获取星火,Python和MongoDB的共同努力 [英] Getting Spark, Python, and MongoDB to work together
问题描述
我有困难得到这些组件中共同编织。我安装了Spark和成功地工作,我可以通过本地纱运行的作业,独立的,而还。我按照建议的步骤(据我所知)这里和<一个href=\"https://github.com/mongodb/mongo-hadoop/blob/master/spark/src/main/python/README.rst\">here
I'm having difficulty getting these components to knit together properly. I have Spark installed and working succesfully, I can run jobs locally, standalone, and also via YARN. I have followed the steps advised (to the best of my knowledge) here and here
我工作在Ubuntu和各种组件版本我是
I'm working on Ubuntu and the various component versions I have are
- 星火火花1.5.1彬hadoop2.6
- 的Hadoop 的Hadoop-2.6.1
- 蒙戈 2.6.10
- 蒙戈-Hadoop的连接从<克隆href=\"https://github.com/mongodb/mongo-hadoop.git\">https://github.com/mongodb/mongo-hadoop.git
- 的Python 2.7.10
- Spark spark-1.5.1-bin-hadoop2.6
- Hadoop hadoop-2.6.1
- Mongo 2.6.10
- Mongo-Hadoop connector cloned from https://github.com/mongodb/mongo-hadoop.git
- Python 2.7.10
我有以下的各种步骤,如哪些罐子增加一些难度的路径,所以我已经添加什么
I had some difficulty following the various steps such as which jars to add to which path, so what I have added are
- 在
/usr/local/share/hadoop-2.6.1/share/hadoop/ma$p$pduce
我已经加入蒙戈-Hadoop的核心1.5.0-SNAPSHOT.jar
- 下面的环境变量
-
出口HADOOP_HOME =在/ usr / local / share下/ Hadoop的2.6.1
-
出口PATH = $ PATH:$ HADOOP_HOME / bin中
-
出口SPARK_HOME =在/ usr / local / share下/火花1.5.1彬hadoop2.6
-
出口PYTHONPATH =在/ usr / local / share下/蒙戈-的Hadoop /火花/ src目录/主/蟒蛇
-
出口PATH = $ PATH:$ SPARK_HOME /斌
- in
/usr/local/share/hadoop-2.6.1/share/hadoop/mapreduce
I have addedmongo-hadoop-core-1.5.0-SNAPSHOT.jar
- the following environment variables
export HADOOP_HOME="/usr/local/share/hadoop-2.6.1"
export PATH=$PATH:$HADOOP_HOME/bin
export SPARK_HOME="/usr/local/share/spark-1.5.1-bin-hadoop2.6"
export PYTHONPATH="/usr/local/share/mongo-hadoop/spark/src/main/python"

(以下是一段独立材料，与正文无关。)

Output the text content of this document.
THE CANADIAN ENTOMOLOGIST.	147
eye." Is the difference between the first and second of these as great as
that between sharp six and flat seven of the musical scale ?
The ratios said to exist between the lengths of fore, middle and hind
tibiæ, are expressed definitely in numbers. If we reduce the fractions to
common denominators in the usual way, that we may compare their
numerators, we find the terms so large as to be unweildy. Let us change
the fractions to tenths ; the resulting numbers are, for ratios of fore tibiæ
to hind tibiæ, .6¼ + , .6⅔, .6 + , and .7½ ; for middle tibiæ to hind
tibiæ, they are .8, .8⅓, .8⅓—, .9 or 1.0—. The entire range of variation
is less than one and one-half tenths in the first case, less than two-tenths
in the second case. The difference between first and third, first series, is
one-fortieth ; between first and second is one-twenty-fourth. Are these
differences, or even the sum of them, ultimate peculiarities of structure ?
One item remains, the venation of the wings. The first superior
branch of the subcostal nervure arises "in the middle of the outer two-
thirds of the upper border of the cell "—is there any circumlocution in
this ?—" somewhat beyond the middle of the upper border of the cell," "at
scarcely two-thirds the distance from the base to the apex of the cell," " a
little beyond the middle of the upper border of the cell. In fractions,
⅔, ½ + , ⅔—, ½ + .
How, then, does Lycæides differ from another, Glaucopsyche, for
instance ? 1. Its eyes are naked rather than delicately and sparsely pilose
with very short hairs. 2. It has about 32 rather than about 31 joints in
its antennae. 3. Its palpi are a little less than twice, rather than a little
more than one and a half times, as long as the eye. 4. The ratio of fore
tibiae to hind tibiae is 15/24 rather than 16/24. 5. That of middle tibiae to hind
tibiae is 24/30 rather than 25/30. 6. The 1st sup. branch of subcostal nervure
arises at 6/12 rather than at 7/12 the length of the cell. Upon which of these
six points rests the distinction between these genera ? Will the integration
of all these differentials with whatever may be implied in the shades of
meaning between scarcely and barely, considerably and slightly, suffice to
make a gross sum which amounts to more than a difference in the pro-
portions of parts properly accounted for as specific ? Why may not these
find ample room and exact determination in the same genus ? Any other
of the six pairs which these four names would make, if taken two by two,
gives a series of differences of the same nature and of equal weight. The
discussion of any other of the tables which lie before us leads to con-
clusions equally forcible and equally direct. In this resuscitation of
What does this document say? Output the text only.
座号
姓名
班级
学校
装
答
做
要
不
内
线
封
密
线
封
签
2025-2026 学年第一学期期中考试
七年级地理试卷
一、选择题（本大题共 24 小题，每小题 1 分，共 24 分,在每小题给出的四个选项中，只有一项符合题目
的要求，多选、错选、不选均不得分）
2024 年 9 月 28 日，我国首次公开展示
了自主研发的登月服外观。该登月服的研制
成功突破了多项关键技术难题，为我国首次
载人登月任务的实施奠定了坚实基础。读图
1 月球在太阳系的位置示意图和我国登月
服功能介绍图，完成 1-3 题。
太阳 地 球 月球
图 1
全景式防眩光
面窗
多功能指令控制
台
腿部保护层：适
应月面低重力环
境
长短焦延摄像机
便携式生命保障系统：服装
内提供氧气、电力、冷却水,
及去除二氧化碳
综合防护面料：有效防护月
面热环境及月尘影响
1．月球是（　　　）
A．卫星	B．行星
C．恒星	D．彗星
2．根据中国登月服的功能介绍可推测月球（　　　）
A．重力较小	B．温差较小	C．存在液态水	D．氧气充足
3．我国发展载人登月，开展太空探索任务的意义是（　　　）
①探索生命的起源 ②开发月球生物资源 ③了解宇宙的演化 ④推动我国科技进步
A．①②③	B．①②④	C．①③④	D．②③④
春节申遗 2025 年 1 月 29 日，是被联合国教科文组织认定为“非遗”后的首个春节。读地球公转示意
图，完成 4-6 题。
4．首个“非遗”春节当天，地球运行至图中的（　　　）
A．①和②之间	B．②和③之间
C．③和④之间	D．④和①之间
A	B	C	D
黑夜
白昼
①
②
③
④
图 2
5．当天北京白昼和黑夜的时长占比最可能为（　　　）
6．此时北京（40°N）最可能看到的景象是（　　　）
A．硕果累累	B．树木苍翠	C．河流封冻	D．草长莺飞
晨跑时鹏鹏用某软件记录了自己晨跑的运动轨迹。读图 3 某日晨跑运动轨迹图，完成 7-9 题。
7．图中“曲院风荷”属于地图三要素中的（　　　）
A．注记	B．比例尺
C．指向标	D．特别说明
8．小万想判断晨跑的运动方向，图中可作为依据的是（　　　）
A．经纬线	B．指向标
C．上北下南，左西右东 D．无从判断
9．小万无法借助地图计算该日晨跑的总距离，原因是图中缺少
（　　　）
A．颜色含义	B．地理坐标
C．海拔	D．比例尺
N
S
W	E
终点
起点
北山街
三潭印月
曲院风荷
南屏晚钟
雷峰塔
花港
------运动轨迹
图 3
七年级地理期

export PATH=$PATH:$SPARK_HOME/bin
我的Python程序是基本
My Python program is basic
from pyspark import SparkContext, SparkConf import pymongo_spark pymongo_spark.activate() def main(): conf = SparkConf().setAppName("pyspark test") sc = SparkContext(conf=conf) rdd = sc.mongoRDD( 'mongodb://username:password@localhost:27017/mydb.mycollection') if __name__ == '__main__': main()
我使用的命令运行它。
I am running it using the command
$SPARK_HOME/bin/spark-submit --driver-class-path /usr/local/share/mongo-hadoop/spark/build/libs/ --master local[4] ~/sparkPythonExample/SparkPythonExample.py
和我得到以下输出结果
Traceback (most recent call last): File "/home/me/sparkPythonExample/SparkPythonExample.py", line 24, in <module> main() File "/home/me/sparkPythonExample/SparkPythonExample.py", line 17, in main rdd = sc.mongoRDD('mongodb://username:password@localhost:27017/mydb.mycollection') File "/usr/local/share/mongo-hadoop/spark/src/main/python/pymongo_spark.py", line 161, in mongoRDD return self.mongoPairRDD(connection_string, config).values() File "/usr/local/share/mongo-hadoop/spark/src/main/python/pymongo_spark.py", line 143, in mongoPairRDD _ensure_pickles(self) File "/usr/local/share/mongo-hadoop/spark/src/main/python/pymongo_spark.py", line 80, in _ensure_pickles orig_tb) py4j.protocol.Py4JError
According to here
当一个异常在Java客户端,就会出现此异常引发
code。例如,如果您尝试从一个空栈中弹出一个元素。
抛出的Java异常的实例被存储在
java_exception成员。This exception is raised when an exception occurs in the Java client code. For example, if you try to pop an element from an empty stack. The instance of the Java exception thrown is stored in the java_exception member.
在源$ C $ C寻找
pymongo_spark.py
和行引发错误,它说:Looking at the source code for
pymongo_spark.py
and the line throwing the error, it says的错误。是MongoDB的星火罐子上
星火的CLASSPATH?"Error while communicating with the JVM. Is the MongoDB Spark jar on Spark's CLASSPATH? : "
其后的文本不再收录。